Luke Kelly is in the second of his three-year deal with Parramatta but, after missing most of his first season with the club because of a cheekbone injury, members of the Eels' army of supporters will be forgiven if they struggle to pick his face out of a crowd.
The talented five-eighth plans to use Saturday's home game against the Warriors as a springboard to remind the fans – and, indeed, his teammates – why his decision to leave Melbourne last year in the middle of the season was greeted with excitement.
"I really want to cement myself in this team," Kelly said of his immediate focus. "It was really frustrating coming here last year and playing only [five] games and to be out with injury for the rest of the year. I aim to play well and to play the season out."
Kelly's reaction to the notion the Eels were certain to go through tough times this season, despite securing the highly regarded Ricky Stuart as coach, suggests he is the kind of scrapper Parramatta supporters have been waiting to see.
"When you play footy, you play to win," he said. "The players who take the field on Saturday night . . . we're not thinking about 'tough times' at all.
"We have a great group of supporters who turn up each week, and I can tell them that no one here is thinking 'tough times'. We're thinking 'perform' and hopefully we can do that."
Kelly said the pre-season suggested there was a new era dawning. "Everyone is looking forward to starting our season on Saturday, we're itching to play," he said. "I can see a lot of similarities between Ricky and [Storm coach] Craig Bellamy. They're all about hard work.
"We're moving in the right direction and we'll be hoping to show that [against the Warriors]."
While Kelly planned to reacquaint himself with the blue and gold army, club veteran Ben Smith acknowledged there was reason to be wary of the return of another "old boy" to Parramatta Stadium – Warriors playmaker Feleti Mateo.
"He's a class act, Feleti . . . a danger every time he has the ball," Smith said. "I've never been in that position but I understand when blokes play against their old team they want to get the better of them and they play their best football. So, him coming back here, he'll be at the top of his game and starting the season fresh and ready to go."

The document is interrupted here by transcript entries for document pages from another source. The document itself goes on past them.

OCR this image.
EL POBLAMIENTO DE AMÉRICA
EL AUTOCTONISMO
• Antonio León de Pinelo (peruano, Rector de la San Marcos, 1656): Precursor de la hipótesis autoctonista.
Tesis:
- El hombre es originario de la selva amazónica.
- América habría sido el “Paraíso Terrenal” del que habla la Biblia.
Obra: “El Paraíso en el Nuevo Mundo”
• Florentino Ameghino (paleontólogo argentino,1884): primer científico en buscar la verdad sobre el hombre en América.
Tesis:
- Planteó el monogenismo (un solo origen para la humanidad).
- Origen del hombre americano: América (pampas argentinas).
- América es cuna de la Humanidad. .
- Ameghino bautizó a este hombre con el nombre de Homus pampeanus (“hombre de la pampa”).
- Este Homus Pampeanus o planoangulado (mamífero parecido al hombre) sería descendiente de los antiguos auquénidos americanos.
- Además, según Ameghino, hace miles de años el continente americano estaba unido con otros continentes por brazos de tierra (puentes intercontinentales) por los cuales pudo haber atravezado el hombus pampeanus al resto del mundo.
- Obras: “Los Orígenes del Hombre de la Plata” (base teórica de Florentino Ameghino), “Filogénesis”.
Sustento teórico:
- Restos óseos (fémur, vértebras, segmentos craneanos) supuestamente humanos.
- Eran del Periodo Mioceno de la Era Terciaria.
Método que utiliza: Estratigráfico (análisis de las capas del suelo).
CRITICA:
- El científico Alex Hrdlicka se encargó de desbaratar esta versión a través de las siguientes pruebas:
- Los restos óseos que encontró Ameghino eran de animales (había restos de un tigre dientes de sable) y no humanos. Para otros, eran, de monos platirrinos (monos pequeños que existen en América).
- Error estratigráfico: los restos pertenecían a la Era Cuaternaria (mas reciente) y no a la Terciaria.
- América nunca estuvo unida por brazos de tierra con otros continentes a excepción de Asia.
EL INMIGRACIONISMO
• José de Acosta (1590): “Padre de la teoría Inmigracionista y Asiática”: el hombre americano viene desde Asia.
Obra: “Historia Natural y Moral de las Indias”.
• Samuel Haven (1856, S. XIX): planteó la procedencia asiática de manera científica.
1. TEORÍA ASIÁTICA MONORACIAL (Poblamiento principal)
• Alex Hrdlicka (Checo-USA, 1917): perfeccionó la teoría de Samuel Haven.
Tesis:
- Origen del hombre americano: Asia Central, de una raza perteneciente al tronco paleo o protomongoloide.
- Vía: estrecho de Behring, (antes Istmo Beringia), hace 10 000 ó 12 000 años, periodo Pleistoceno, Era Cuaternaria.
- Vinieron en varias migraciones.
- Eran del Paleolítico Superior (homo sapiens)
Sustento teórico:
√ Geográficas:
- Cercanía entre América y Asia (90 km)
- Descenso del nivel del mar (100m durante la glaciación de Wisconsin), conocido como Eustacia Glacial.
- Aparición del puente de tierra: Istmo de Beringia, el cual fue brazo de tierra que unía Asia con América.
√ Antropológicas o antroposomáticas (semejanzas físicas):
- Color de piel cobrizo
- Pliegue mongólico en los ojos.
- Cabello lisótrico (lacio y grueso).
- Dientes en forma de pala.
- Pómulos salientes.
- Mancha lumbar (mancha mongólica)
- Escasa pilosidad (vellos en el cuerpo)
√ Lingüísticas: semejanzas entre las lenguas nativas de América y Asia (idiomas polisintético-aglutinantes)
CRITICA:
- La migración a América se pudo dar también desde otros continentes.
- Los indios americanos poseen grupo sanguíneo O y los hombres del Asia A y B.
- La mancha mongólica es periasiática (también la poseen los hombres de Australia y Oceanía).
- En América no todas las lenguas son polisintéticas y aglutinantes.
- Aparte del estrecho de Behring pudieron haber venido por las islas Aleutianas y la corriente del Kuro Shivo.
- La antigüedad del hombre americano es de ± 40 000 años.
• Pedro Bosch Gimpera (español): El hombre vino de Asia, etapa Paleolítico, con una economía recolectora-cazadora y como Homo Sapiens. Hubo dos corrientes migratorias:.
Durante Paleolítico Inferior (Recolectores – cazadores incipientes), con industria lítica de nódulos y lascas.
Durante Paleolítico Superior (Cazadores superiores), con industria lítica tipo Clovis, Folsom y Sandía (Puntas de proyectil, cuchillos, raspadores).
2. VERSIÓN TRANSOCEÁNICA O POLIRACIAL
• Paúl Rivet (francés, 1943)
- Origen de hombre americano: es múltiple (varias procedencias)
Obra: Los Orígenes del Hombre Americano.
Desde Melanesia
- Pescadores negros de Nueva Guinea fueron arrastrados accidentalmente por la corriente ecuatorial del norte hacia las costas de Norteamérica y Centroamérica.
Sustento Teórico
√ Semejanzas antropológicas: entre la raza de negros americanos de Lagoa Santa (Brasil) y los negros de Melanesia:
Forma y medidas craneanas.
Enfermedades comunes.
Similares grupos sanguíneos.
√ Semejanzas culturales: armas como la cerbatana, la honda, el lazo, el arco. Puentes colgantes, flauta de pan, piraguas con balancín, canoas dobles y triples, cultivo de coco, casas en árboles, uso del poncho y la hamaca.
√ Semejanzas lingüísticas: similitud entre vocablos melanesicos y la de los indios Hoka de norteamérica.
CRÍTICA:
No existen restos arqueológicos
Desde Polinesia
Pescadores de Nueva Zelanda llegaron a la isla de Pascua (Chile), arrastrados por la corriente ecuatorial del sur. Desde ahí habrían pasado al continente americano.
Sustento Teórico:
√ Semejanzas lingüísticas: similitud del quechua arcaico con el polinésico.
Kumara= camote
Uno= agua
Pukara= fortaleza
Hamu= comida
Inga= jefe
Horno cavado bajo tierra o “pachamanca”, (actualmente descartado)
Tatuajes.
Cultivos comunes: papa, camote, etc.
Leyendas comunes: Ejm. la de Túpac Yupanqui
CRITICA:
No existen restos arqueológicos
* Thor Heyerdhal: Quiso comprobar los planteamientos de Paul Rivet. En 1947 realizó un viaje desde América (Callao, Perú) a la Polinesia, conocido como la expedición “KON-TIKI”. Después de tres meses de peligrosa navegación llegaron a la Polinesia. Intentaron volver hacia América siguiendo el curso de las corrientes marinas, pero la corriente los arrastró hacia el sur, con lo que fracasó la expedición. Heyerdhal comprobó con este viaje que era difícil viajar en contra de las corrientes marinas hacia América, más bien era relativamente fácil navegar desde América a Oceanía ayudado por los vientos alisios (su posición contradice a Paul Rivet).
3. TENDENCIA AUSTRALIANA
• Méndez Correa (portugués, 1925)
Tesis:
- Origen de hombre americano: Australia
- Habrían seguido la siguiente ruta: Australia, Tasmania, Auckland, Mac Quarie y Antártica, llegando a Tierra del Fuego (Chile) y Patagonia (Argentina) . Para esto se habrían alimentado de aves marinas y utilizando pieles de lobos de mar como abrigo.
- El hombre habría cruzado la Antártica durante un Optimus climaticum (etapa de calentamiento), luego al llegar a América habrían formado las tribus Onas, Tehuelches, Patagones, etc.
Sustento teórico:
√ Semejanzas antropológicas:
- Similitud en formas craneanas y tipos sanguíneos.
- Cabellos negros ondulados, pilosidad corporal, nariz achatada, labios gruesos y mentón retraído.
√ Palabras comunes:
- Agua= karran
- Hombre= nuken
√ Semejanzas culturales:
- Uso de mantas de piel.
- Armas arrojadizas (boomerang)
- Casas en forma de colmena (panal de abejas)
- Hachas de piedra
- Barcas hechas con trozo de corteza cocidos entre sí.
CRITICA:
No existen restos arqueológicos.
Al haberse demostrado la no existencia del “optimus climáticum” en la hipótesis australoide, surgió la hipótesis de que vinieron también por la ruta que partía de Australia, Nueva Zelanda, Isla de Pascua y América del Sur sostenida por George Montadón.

Smith said after the club's recent history of "quiet" years, the arrival of Stuart and new coaching staff and players had rejuvenated the roster.
"It's exciting to think we can start this new era – we want to start it on a win and get things rolling," he said. "Ricky has his plans, [chief executive] Ken Edwards has his and it is exciting times. We [players] need to have the confidence to be successful. We know a team can have the best coach, the best training facilities and best infrastructure – but if they don't put it together on the field for 80 minutes, it counts for nothing.
"It was great to see the Western Sydney Wanderers do so well. We came out here to watch a game and while it was good to see the stadium full, you couldn't help but want to see it full of blue and gold."